Dan untuk menghilangkan penat karena memikirkan ini, saya pergi menonton di bioskop lagi setelah sekian lama. Dan film yang saya tonton adalah Guardians of The Galaxy Vol. 3. Ketika ruangan menjadi gelap, seketika itu cahaya yang berpendar dari layar seolah menarikku ke dalam dunia penceritaan. Kumpulan rakun yang ketakutan karena dijadikan bahan percobaan. Saya pun mulai menikmati film ini setelah beberapa bulan lamanya, hampir tidak ada film yang meninggalkan kesan dan perasaan yang mendalam.


Guardians of The Galaxy Vol. 3 memang film Marvel yang berbeda. Dari atas permukaan, film ini nampak seperti film aksi tentang seorang teman yang berusaha menyelamatkan nyawa temannya yang lain. Tapi sesungguhnya film ini lebih dari itu. Ada banyak sekali metafora dan analogi yang terdapat di film ini yang sebenarnya sejalan dengan apa yang sedang saya rasakan.

Kisah ini adalah tentang ekspektasi seseorang terhadap orang lain. Tentang ekspektasi Peter Quill terhadap Gamora yang berbeda dari yang dulu dia kenal. Tentang ekspektasi High Evolutionary terhadap ciptaannya yang diharuskan sempurna. Tentang ekspektasi Nebula terhadap Drax dan juga Mantis. Atau bahkan tentang ekspektasi Rocket sendiri sewaktu dulu ketika berharap kepada High Evolutionary dan juga kehidupan bersama tiga temannya.

Tidak jarang ekspektasi ini membunuh kebahagiaan kita. Membuat kita marah dan kesal sehingga tidak segan-segan kita bisa menggunakan orang lain seenaknya. Memperlakukan mereka seperti angka. Maka tidak heran ada begitu banyak angka yang tersemat kepada hewan-hewan percobaan itu.

Tujuan High Evolutionary yang ingin menciptakan masyarakat yang damai dan tanpa perlawanan adalah bahan tertawaan bagi James Gunn. Kenapa? Karena yang sempurna memang tidak ada.

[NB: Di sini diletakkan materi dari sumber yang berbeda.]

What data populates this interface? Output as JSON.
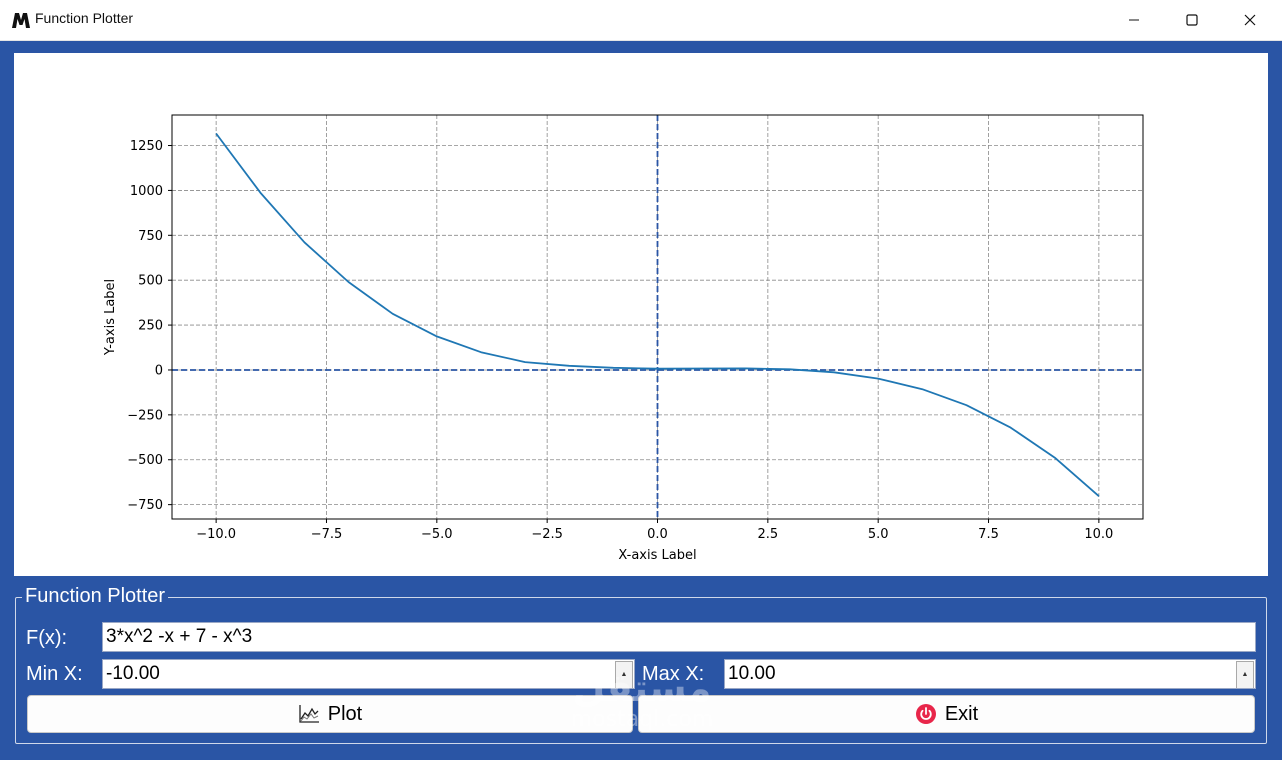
{
  "window": {
    "title": "Function Plotter",
    "logo_icon": "m-logo-icon",
    "controls": [
      "minimize-icon",
      "maximize-icon",
      "close-icon"
    ]
  },
  "chart_data": {
    "type": "line",
    "function": "3*x^2 -x + 7 - x^3",
    "xlabel": "X-axis Label",
    "ylabel": "Y-axis Label",
    "xlim": [
      -11,
      11
    ],
    "ylim": [
      -830,
      1420
    ],
    "x_ticks": [
      -10,
      -7.5,
      -5,
      -2.5,
      0,
      2.5,
      5,
      7.5,
      10
    ],
    "x_tick_labels": [
      "−10.0",
      "−7.5",
      "−5.0",
      "−2.5",
      "0.0",
      "2.5",
      "5.0",
      "7.5",
      "10.0"
    ],
    "y_ticks": [
      -750,
      -500,
      -250,
      0,
      250,
      500,
      750,
      1000,
      1250
    ],
    "y_tick_labels": [
      "−750",
      "−500",
      "−250",
      "0",
      "250",
      "500",
      "750",
      "1000",
      "1250"
    ],
    "grid": true,
    "axis_lines": {
      "x": 0,
      "y": 0,
      "color": "#2a55a5",
      "style": "dashed"
    },
    "series": [
      {
        "color": "#1f77b4",
        "x": [
          -10,
          -9,
          -8,
          -7,
          -6,
          -5,
          -4,
          -3,
          -2,
          -1,
          0,
          1,
          2,
          3,
          4,
          5,
          6,
          7,
          8,
          9,
          10
        ],
        "y": [
          1317,
          988,
          711,
          490,
          313,
          187,
          99,
          44,
          23,
          12,
          7,
          8,
          9,
          4,
          -13,
          -48,
          -107,
          -196,
          -321,
          -488,
          -703
        ]
      }
    ]
  },
  "controls": {
    "group_title": "Function Plotter",
    "fx_label": "F(x):",
    "fx_value": "3*x^2 -x + 7 - x^3",
    "min_label": "Min X:",
    "min_value": "-10.00",
    "max_label": "Max X:",
    "max_value": "10.00",
    "plot_label": "Plot",
    "plot_icon": "line-chart-icon",
    "exit_label": "Exit",
    "exit_icon": "power-icon"
  },
  "watermark": {
    "main": "مستقل",
    "sub": "mostaql.com"
  },
  "colors": {
    "frame": "#2a55a5",
    "curve": "#1f77b4",
    "exit_icon": "#e8264a"
  }
}
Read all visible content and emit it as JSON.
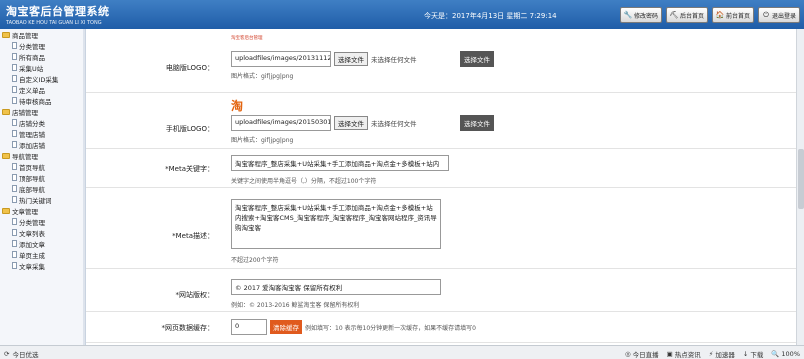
{
  "header": {
    "title": "淘宝客后台管理系统",
    "subtitle": "TAOBAO KE HOU TAI GUAN LI XI TONG",
    "today_label": "今天是：2017年4月13日 星期二 7:29:14",
    "buttons": [
      {
        "label": "修改密码",
        "icon": "🔧"
      },
      {
        "label": "后台首页",
        "icon": "⛏"
      },
      {
        "label": "前台首页",
        "icon": "🏠"
      },
      {
        "label": "退出登录",
        "icon": "⏻"
      }
    ]
  },
  "sidebar": {
    "groups": [
      {
        "title": "商品管理",
        "items": [
          "分类管理",
          "所有商品",
          "采集U站",
          "自定义ID采集",
          "定义单品",
          "待审核商品"
        ]
      },
      {
        "title": "店铺管理",
        "items": [
          "店铺分类",
          "管理店铺",
          "添加店铺"
        ]
      },
      {
        "title": "导航管理",
        "items": [
          "首页导航",
          "顶部导航",
          "底部导航",
          "热门关键词"
        ]
      },
      {
        "title": "文章管理",
        "items": [
          "分类管理",
          "文章列表",
          "添加文章",
          "单页主成",
          "文章采集"
        ]
      }
    ]
  },
  "form": {
    "pc_logo": {
      "label": "电脑版LOGO：",
      "preview": "淘宝客后台管理",
      "path": "uploadfiles/images/20131112/c",
      "choose": "选择文件",
      "no_file": "未选择任何文件",
      "upload": "选择文件",
      "format": "图片格式：gif|jpg|png"
    },
    "mobile_logo": {
      "label": "手机版LOGO：",
      "preview": "淘",
      "path": "uploadfiles/images/20150301/fe",
      "choose": "选择文件",
      "no_file": "未选择任何文件",
      "upload": "选择文件",
      "format": "图片格式：gif|jpg|png"
    },
    "meta_keywords": {
      "label": "*Meta关键字：",
      "value": "淘宝客程序_整店采集+U站采集+手工添加商品+淘点金+多模板+站内",
      "hint": "关键字之间使用半角逗号（,）分隔，不超过100个字符"
    },
    "meta_desc": {
      "label": "*Meta描述：",
      "value": "淘宝客程序_整店采集+U站采集+手工添加商品+淘点金+多模板+站内搜索+淘宝客CMS_淘宝客程序_淘宝客程序_淘宝客网站程序_资讯导购淘宝客",
      "hint": "不超过200个字符"
    },
    "copyright": {
      "label": "*网站版权：",
      "value": "© 2017 爱淘客淘宝客 保留所有权利",
      "hint": "例如：© 2013-2016 鲸鲨淘宝客 保留所有权利"
    },
    "cache": {
      "label": "*网页数据缓存：",
      "value": "0",
      "clear": "清除缓存",
      "hint": "例如填写：10 表示每10分钟更新一次缓存，如果不缓存请填写0"
    }
  },
  "statusbar": {
    "left": "今日优选",
    "items": [
      "今日直播",
      "热点资讯",
      "加速器",
      "下载",
      "100%"
    ]
  }
}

Mirip dengan series yang sempurna yang bisa diterima oleh setiap orang namun tetap edgy, seperti yang diinginkan oleh produser dari sutradara kenalan saya itu. Termasuk ketika saya juga berharap pada kondisi yang cukup ideal untuk menulis.

Di akhir cerita kita bisa melihat wajah High Evolutionary yang rusak dan hancur, yang seperti menegaskan trauma yang dia miliki atas apa yang terjadi pada dirinya dan atas ketidaksempurnaan yang dia miliki. Karena hal itu dia berusaha mengendalikan kehidupan dan dirinya sendiri walau untuk mencapai tujuannya itu dia harus memaksakan kehendaknya.

Hal yang sama juga kita lakukan pada anak-anak kita. Begitu banyak sekolah (karena saya sendiri seorang guru) memaksakan anak untuk mempelajari begitu banyak hal. Mencekoki mereka dengan hafalan-hafalan. Lalu memberi mereka nilai sesuai dengan hasil tes mereka. Mereka sampai lupa mengembangkan apa yang seharusnya sudah di dalam diri anak-anak sendiri. Ketekunan, inisiatif, sikap pantang menyerah, kerapihan dan semua yang ada di kotak kecil di bagian ujung bawah buku rapor seolah tidak penting.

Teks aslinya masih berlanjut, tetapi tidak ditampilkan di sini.